In the same weeks that sees the first woman in 28 years opening the festival, Emmanuelle Bercot, women are having their bodies policed because they don’t want to spend their nights in something they’re not comfortable wearing. And for this to be called out on a night of Carol, a film about a lesbian fighting societal norms, is bitterly ironic. It was also reported a woman with a medical condition that means she can’t wear high heels was turned away. Conflating standards of dress with what is essentially ableism is horrific, and only serves to illustrate the event as one for a very specific type of Cannes-goer.
Guidelines for how men and women dress at red carpet events are always murky. Men are neatly boxed into the category of ‘suit and shoes’ as the sideshows, whereas women find themselves- wanted or not - centre stage, under intense scrutiny for whatever dress/bag/shoes/hairpiece combo they’ve dared to turn up in. Made a multi-award winning film that’s premiered in five different countries? Ew, your shoes are like, so matronly.
Women should be able to wear what they want, if it’s a pair of fish tanks attached to the balls of their feet or not, who should really care but your Achilles tendon after a long night of photo ops and press calls?
As an industry, diversity should be a priority right now; for women, disabled people, people of colour and each intersection.

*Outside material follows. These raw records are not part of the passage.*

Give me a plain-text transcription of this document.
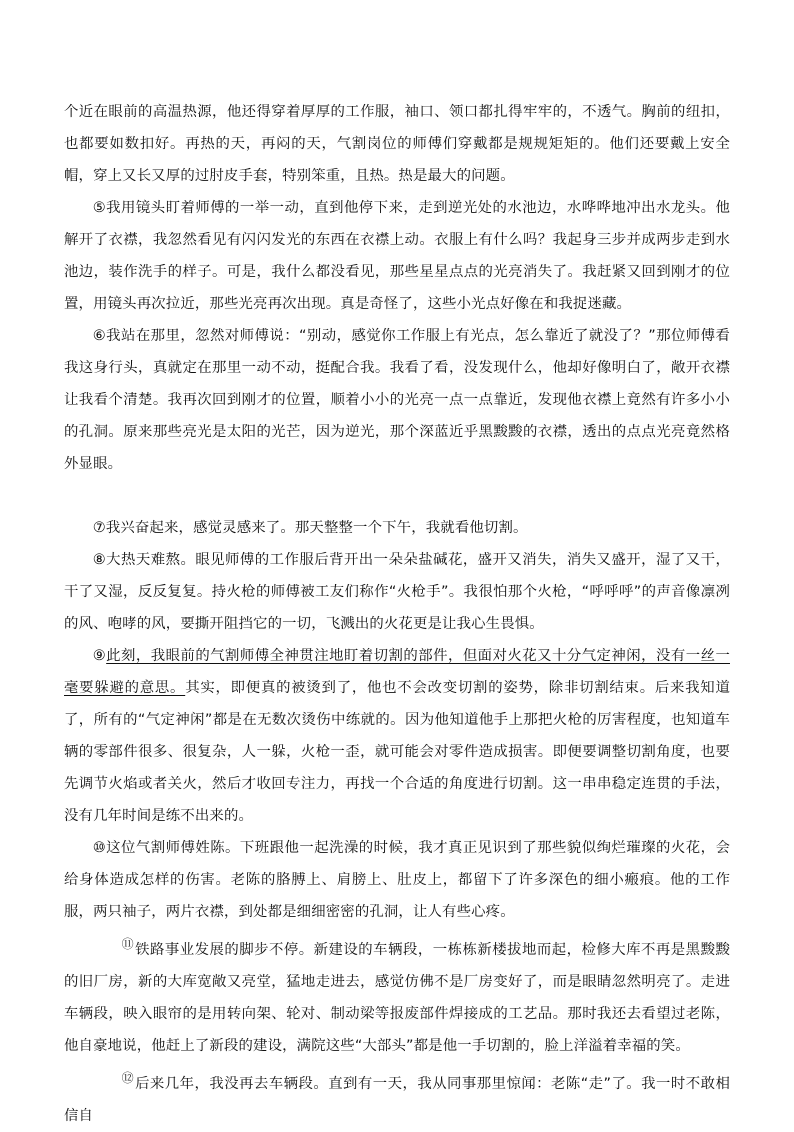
个近在眼前的高温热源，他还得穿着厚厚的工作服，袖口、领口都扎得牢牢的，不透气。胸前的纽扣，也都要如数扣好。再热的天，再闷的天，气割岗位的师傅们穿戴都是规规矩矩的。他们还要戴上安全帽，穿上又长又厚的过肘皮手套，特别笨重，且热。热是最大的问题。

⑤我用镜头盯着师傅的一举一动，直到他停下来，走到逆光处的水池边，水哗哗地冲出水龙头。他解开了衣襟，我忽然看见有闪闪发光的东西在衣襟上动。衣服上有什么吗？我起身三步并成两步走到水池边，装作洗手的样子。可是，我什么都没看见，那些星星点点的光亮消失了。我赶紧又回到刚才的位置，用镜头再次拉近，那些光亮再次出现。真是奇怪了，这些小光点好像在和我捉迷藏。

⑥我站在那里，忽然对师傅说：“别动，感觉你工作服上有光点，怎么靠近了就没了？”那位师傅看我这身行头，真就定在那里一动不动，挺配合我。我看了看，没发现什么，他却好像明白了，敞开衣襟让我看个清楚。我再次回到刚才的位置，顺着小小的光亮一点一点靠近，发现他衣襟上竟然有许多小小的孔洞。原来那些亮光是太阳的光芒，因为逆光，那个深蓝近乎黑黢黢的衣襟，透出的点点光亮竟然格外显眼。

⑦我兴奋起来，感觉灵感来了。那天整整一个下午，我就看他切割。

⑧大热天难熬。眼见师傅的工作服后背开出一朵朵盐碱花，盛开又消失，消失又盛开，湿了又干，干了又湿，反反复复。持火枪的师傅被工友们称作“火枪手”。我很怕那个火枪，“呼呼呼”的声音像凛冽的风、咆哮的风，要撕开阻挡它的一切，飞溅出的火花更是让我心生畏惧。

⑨此刻，我眼前的气割师傅全神贯注地盯着切割的部件，但面对火花又十分气定神闲，没有一丝一毫要躲避的意思。其实，即便真的被烫到了，他也不会改变切割的姿势，除非切割结束。后来我知道了，所有的“气定神闲”都是在无数次烫伤中练就的。因为他知道他手上那把火枪的厉害程度，也知道车辆的零部件很多、很复杂，人一躲，火枪一歪，就可能会对零件造成损害。即便要调整切割角度，也要先调节火焰或者关火，然后才收回专注力，再找一个合适的角度进行切割。这一串串稳定连贯的手法，没有几年时间是练不出来的。

⑩这位气割师傅姓陈。下班跟他一起洗澡的时候，我才真正见识到了那些貌似绚烂璀璨的火花，会给身体造成怎样的伤害。老陈的胳膊上、肩膀上、肚皮上，都留下了许多深色的细小瘢痕。他的工作服，两只袖子，两片衣襟，到处都是细细密密的孔洞，让人有些心疼。

⑪铁路事业发展的脚步不停。新建设的车辆段，一栋栋新楼拔地而起，检修大库不再是黑黢黢的旧厂房，新的大库宽敞又亮堂，猛地走进去，感觉仿佛不是厂房变好了，而是眼睛忽然明亮了。走进车辆段，映入眼帘的是用转向架、轮对、制动梁等报废部件焊接成的工艺品。那时我还去看望过老陈，他自豪地说，他赶上了新段的建设，满院这些“大部头”都是他一手切割的，脸上洋溢着幸福的笑。

⑫后来几年，我没再去车辆段。直到有一天，我从同事那里惊闻：老陈“走”了。我一时不敢相信自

Women are a force to be reckoned with within film, but as Salma Hayek says, Hollywood doesn’t ‘see [women] as a powerful economic force, which is an incredible ignorance’. The director of Cannes, Thierry Fremaux, admitted he doesn’t think there are enough female directors in the world. But maybe there are, and Cannes is just willing to ignorantly skim over them the same way those rhinestone flats skim over laughable and oppressive standards of appearance.